K.V. Prasad

The large number of first-time MPs in the 14th Lok Sabha had raised hopes.

THE PRESENCE of a large number of young men and women was seen as one of the bright spots when the 14th Lok Sabha was elected. Now, more than two years later, the question is: where have they all gone?

The first-time MPs numbered 231, some of them well-educated urbanites. Though many of them came in with little or no experience in public life, they were otherwise visible faces in their respective fields.

The Congress had Milind Deora, Jitin Prasada, Rahul Gandhi, Sandeep Dikshit, Sachin Pilot, Deependra Hooda, Madhu Yaskhi Goud, L. Rajagopal, Tejaswani Sreeramesh, D. Purandareswari, Kuldeep Bishnoi, Govinda, and Naveen Jindal among others. The Bharatiya Janata Party's share was leaner with Manvendra Singh, Dushyant Singh, and Navjot Singh Sidhu among the more prominent. The hope was that these bright young faces would help re-define the way Parliament functioned. At the half-way mark, the report card is less than exciting.

As the people's representative, each MP has the right to raise issues of public importance and articulate his or her views through interventions in debates and discussions.

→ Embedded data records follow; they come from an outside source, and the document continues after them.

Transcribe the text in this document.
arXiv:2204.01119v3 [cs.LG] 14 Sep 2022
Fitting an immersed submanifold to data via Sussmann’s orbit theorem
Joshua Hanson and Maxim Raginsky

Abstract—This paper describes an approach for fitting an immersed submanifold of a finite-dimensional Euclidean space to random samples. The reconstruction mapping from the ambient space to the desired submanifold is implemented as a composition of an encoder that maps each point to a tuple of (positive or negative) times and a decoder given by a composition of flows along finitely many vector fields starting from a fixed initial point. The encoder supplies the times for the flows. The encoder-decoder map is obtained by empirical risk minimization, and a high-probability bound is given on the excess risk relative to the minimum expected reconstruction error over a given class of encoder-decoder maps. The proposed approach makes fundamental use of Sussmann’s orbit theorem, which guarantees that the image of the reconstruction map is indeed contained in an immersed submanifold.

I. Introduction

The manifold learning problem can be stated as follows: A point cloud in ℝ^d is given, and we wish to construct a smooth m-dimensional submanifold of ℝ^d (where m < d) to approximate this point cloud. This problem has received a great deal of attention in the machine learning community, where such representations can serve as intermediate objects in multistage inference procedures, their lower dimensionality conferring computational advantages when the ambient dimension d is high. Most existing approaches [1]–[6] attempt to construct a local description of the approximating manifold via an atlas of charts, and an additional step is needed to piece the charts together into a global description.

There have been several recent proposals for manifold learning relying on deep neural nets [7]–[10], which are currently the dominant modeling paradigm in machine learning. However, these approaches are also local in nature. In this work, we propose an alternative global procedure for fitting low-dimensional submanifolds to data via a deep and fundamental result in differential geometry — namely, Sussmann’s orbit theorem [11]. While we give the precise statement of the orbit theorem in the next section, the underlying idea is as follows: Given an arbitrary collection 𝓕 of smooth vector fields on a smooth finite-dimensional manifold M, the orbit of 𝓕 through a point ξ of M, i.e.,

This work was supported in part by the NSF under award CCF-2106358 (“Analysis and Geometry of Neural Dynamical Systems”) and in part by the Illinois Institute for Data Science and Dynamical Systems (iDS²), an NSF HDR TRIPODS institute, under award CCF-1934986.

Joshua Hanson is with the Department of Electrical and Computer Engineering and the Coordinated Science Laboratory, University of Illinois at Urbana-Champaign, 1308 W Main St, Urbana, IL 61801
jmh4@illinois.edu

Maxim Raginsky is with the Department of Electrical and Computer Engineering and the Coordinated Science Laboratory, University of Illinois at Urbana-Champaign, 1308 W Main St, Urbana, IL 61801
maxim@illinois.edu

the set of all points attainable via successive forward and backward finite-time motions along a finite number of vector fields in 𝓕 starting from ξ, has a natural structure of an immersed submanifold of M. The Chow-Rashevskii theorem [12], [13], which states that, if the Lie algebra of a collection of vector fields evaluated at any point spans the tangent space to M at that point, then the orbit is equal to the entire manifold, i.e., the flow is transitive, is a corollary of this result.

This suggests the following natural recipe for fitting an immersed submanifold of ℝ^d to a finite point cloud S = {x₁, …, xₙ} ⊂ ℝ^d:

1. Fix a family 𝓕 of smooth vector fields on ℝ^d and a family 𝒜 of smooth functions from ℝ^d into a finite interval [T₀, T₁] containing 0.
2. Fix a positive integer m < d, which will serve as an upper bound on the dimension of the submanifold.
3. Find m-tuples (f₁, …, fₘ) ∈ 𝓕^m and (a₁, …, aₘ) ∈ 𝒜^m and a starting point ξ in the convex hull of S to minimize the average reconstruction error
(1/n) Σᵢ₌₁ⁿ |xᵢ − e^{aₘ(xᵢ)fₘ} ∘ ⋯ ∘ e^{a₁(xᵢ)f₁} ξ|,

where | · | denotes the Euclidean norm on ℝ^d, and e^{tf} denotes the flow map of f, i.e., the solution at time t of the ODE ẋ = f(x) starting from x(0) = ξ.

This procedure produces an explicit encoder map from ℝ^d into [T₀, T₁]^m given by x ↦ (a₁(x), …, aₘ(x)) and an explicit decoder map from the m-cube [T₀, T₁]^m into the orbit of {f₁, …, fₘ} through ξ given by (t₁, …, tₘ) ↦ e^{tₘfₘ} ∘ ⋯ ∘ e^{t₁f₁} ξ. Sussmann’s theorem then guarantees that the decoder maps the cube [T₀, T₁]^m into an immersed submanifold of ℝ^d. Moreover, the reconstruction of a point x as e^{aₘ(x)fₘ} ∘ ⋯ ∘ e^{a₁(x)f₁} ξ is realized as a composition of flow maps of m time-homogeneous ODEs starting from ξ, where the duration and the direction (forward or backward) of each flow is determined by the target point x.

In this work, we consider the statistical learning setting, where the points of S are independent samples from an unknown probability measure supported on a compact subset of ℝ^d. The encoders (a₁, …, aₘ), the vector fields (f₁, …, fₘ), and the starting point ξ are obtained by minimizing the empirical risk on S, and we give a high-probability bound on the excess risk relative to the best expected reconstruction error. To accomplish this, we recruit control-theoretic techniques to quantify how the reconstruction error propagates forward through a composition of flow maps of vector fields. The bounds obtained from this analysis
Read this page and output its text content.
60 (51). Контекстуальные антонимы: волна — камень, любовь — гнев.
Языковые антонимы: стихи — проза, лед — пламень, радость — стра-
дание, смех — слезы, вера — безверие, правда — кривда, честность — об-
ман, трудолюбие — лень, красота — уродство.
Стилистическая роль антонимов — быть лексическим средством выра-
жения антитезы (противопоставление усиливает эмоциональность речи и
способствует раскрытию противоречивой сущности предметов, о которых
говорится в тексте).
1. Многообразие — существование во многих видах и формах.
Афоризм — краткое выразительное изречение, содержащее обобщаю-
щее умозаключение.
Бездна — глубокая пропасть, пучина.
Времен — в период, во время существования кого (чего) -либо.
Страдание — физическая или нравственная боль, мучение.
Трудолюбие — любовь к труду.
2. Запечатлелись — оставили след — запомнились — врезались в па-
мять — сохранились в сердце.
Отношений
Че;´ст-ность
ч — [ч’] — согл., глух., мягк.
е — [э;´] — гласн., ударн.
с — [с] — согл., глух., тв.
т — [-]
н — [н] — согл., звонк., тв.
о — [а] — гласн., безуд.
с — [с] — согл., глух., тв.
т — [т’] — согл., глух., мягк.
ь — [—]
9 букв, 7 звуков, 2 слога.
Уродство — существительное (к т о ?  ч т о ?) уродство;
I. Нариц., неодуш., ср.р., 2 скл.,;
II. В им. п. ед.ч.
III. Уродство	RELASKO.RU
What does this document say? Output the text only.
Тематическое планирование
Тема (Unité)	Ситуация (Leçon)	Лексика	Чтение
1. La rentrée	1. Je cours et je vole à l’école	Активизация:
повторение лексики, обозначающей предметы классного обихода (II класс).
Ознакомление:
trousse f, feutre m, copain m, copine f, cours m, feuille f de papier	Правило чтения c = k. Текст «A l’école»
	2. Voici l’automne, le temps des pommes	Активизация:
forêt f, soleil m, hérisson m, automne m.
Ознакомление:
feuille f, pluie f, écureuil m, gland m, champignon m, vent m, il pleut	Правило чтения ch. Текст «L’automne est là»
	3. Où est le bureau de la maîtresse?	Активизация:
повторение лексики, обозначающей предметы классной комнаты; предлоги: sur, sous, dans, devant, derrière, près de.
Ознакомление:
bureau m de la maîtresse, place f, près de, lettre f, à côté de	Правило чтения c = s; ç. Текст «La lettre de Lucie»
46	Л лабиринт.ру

One of the most forceful platforms available is question hour, when the members extract information from the Government on policy issues. For those in the Opposition, it is an opportunity to try and corner the treasury benches. An MP can combine homework, policy literature, and democratic sensitivity to put the Minister on the mat. And then there is the art of asking supplementary questions, which can reveal an MP's grasp of a particular issue.

For the last eight sessions, there have been just a few from among the young brigade who have sought to raise supplementary questions. In the Congress, Ms. Purandareswari and Ms. Tejaswani Sreeramesh have been among the most noticeable. While Ms. Purandareswari's active participation led to her induction in the Union Council of Ministers, Ms. Tejaswani continues to show a healthy appetite for debates and interventions. Then there have been periodic interventions from Mr. Rajagopal or Mr. Goud, who gave up a law practice in the U.S. to be here.

Mr. Rahul Gandhi has been conspicuously lagging on this count. He has regularly attended question hour and can often be seen in conversation with MPs seated next to him. But he has preferred not to make many interventions. The Lok Sabha website shows Mr. Gandhi has spoken just twice in Parliament. One was a special mention drawing attention to the woes of sugarcane growers in Uttar Pradesh and the other a brief participation in the discussion on Demands for Grants for the Human Resource Development Ministry during March this year. Records show that of the questions he may have submitted, only two were admitted in 2005. One was on the state of the Indira Gandhi Rashtriya Uran Akademi in Fursatganj, Uttar Pradesh, and the other on the quality of education in technical institutes.

Mr. Gandhi served as a member on the Standing Committee on Home Affairs for two years before switching, this October, to the Human Resource Development Committee.

It has been a practice of parties to groom young leadership in Committees. But since their proceedings are closed-door affairs, there is little information available in the public domain on the contribution of any member.

Mr. Milind Deora took part in the discussions on the Prime Minister's visit to the United States last year and the supplementary demands for grants, and spoke on the Right to Information Bill and on the Petroleum and Natural Gas Board.

Mr. Deependra Hooda, who was elected from Rohtak after his father Bhupinder Singh Hooda became Haryana Chief Minister, participated in discussions on problems being faced by farmers and on the Union Budget. Mr. Sachin Pilot opened his account in December 2004 by taking part in a short duration discussion on farmers' issues. He too has participated in discussions on demands for grants on agriculture, the Railways, and also on the general budget.

On the BJP benches, Mr. Dushyant Singh, son of Rajasthan Chief Minister Vasundhara Raje, began his innings in a discussion on power shortages in August 2004; later, he took part in discussions on the Railways and on farmers problems, besides the debate on The Food Safety and Standards Bill, 2005. Mr. Manvendra Singh, son of the former External Affairs Minister, Jaswant Singh, another regular in the House, took part in the Finance Bill discussion in May 2005 and the Office of Profit Bill last July. Mr. Navjot Singh Sidhu in Parliament has yet to match his performance either on the cricket field or in matters relating to cricket off the field.

It is the prerogative of a party to decide which member will take part in a debate or speak on a Bill. But have these MPs been keen to demonstrate what they think about the problems facing the nation? It is not clear if they or their parties are mindful of the disappointing report card.